Location
- 825 Brotherhood Way, San Francisco, CA 94132 United States 37°42′50″N 122°28′42″W﻿ / ﻿37.713889°N 122.478333°W

Information
- Type: Non-profit independent school
- Motto: Academic excellence in a multilingual, multicultural setting
- Opened: 1980
- Founders: Mr. and Mrs. Krikor Krouzian Mr. Carl Zekarian Mr. Hratch Tarpinian
- Sister school: Pailag Papkenian School, Oshagan, Armenia
- School district: San Francisco County
- Grades: Pre K - 8th
- Gender: coed
- Classes offered: English, Math, Science, Armenian, Art, Coding, Physical Education, Music
- Language: English, Armenian
- Colors: Blue and Yellow
- Team name: Van Cats
- Website: KZV Armenian School's website

= Krouzian-Zekarian-Vasbouragan Armenian School =

Krouzian-Zekarian-Vasbouragan Armenian School (Գռուզեան-Զաքարեան-Վասպուրական Ազգային վարժարան) is a bi-lingual private K-8 school in San Francisco, California.

The school is the only Armenian school in the San Francisco Bay Area. St. Gregory the Illuminator Armenian Apostolic Church established it in 1980. The primary school opened with grades preschool through one in September; the building construction had finished the previous month. Initially 34 children were enrolled as students. From August 1985 until 1986 Phase II, which added a second floor, was under construction. Hratch Tarpinian donated the funds used to establish the middle school component, called Vasbouragan Middle School. As of 2022 the school had 122 students, with 35 of them in preschool. The school is one of the oldest bilingual schools in the Bay Area and is accredited by the Western Association of Schools and Colleges and has numerous award winning teachers.

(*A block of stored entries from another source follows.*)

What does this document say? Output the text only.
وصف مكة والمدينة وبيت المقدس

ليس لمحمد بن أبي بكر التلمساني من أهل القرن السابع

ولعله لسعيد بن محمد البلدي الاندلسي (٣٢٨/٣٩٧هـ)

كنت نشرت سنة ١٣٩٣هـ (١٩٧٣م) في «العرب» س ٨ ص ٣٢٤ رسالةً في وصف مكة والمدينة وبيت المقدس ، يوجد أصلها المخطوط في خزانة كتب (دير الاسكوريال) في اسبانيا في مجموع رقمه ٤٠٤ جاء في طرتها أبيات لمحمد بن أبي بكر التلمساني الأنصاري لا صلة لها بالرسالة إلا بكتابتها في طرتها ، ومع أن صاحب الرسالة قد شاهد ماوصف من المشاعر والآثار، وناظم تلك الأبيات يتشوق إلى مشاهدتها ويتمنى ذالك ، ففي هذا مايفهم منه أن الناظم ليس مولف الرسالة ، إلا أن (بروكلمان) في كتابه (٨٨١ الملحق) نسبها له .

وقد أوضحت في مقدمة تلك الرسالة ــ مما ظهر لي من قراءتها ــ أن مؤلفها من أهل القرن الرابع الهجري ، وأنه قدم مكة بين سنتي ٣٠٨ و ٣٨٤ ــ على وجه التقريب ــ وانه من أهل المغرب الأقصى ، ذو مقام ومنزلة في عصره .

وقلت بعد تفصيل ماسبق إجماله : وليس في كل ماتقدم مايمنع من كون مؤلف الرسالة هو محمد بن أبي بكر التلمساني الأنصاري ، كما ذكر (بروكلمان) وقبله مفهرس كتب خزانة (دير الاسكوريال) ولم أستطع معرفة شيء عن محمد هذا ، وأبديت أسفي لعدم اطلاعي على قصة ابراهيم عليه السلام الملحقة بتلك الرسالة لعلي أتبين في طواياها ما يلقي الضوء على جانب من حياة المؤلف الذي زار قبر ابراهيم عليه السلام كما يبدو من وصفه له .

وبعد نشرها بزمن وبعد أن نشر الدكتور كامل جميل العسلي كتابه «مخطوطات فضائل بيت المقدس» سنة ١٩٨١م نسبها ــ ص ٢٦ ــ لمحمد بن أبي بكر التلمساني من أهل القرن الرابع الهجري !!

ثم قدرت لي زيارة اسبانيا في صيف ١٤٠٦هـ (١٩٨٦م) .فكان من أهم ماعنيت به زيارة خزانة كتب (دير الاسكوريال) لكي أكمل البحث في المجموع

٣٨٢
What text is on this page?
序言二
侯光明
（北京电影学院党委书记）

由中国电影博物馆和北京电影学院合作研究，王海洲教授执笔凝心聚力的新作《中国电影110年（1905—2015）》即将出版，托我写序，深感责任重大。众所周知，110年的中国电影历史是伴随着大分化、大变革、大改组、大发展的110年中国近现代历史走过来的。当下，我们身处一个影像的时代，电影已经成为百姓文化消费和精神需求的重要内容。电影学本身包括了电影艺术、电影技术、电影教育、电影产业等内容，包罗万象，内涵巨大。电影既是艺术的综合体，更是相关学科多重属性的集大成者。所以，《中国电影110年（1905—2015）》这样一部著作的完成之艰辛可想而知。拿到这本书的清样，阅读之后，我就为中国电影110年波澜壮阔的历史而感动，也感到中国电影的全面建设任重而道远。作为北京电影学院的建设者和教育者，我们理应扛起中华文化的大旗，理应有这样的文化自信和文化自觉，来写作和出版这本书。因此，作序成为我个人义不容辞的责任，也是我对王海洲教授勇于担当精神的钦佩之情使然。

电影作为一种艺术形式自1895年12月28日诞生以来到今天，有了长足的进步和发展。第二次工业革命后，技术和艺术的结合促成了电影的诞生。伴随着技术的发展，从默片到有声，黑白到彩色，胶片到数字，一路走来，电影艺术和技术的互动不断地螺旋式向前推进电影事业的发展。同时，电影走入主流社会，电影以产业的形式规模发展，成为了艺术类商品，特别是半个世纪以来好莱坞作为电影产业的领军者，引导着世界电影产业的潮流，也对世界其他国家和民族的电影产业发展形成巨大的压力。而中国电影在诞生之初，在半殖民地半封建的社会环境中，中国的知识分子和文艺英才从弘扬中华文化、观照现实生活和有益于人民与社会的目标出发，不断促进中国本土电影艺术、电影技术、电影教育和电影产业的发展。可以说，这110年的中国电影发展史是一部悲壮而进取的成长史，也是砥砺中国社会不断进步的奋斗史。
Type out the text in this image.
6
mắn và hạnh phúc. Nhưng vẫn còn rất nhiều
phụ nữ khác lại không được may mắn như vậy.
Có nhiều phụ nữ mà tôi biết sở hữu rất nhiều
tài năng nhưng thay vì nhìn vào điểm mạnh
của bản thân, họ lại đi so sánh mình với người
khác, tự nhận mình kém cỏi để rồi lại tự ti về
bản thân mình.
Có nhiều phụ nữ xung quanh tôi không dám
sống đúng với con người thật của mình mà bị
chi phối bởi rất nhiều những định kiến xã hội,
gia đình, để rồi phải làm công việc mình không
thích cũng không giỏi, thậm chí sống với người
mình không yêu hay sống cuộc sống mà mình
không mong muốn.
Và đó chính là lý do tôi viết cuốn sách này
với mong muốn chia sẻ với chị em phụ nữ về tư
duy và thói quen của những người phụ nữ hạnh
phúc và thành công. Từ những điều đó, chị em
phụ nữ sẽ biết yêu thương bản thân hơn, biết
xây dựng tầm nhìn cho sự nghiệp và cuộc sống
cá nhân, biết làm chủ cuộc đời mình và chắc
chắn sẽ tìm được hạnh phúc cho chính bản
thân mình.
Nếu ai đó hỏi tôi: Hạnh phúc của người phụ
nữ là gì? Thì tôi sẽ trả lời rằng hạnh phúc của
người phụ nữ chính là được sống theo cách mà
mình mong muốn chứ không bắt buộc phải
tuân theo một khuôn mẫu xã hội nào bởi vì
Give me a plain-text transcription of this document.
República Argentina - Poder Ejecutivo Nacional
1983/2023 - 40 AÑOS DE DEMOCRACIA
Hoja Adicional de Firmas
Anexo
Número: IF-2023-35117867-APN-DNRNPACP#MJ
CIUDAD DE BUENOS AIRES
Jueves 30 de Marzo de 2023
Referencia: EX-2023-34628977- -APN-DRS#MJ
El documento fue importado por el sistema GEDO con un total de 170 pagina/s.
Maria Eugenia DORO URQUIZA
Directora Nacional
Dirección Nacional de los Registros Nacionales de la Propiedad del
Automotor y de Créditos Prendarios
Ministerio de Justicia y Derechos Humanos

Graduates of the school often feed into the highest regarded and most competitive high schools in the Bay Area, and attend universities such as Stanford, UCLA, UC Berkeley, UC San Diego, UC Davis, New York University, Harvard, Cal Poly San Luis Obispo, Chapman, Loyola Marymount, UC Irvine, UC Santa Barbara, Johns Hopkins, University of Chicago and others. The alumni are a group of professionals who often continue to support the school while sending their own children there. The school has had numerous guest visitors, including Coach Steve Kerr of the Warriors who was honored at the school's banquet.

The school is named after its founders Mr. Krikor Krouzian, Mr. Carl Zekarian, and Mr. Hratch Tarpinian (who chose to name the school after his birthplace, Van-Vasbouragan, hence the name Krouzian-Zekarian-Vasbouragan Armenian School. The preschool is called the Ovsanna Misserlian Armenian Preschool.

== Victim of Global Attacks ==
KZV became a target for hate crimes as a part of numerous global attacks on Armenians. On July 24, 2020, the Armenian school was vandalized, reported to be incited by the Azerbaijani government. The school's alumni turned this hate crime into an opportunity for unity and stood together. They raised their flag high, danced for peace and covered the front of the school with a banner that read, "Armenians stand against hate."

Two months after it was vandalized, on September 19, 2020, the school's sign was shot at. Officers have been patrolling the area since the anti-Armenian graffiti, but no suspects were located and there were no injuries reported.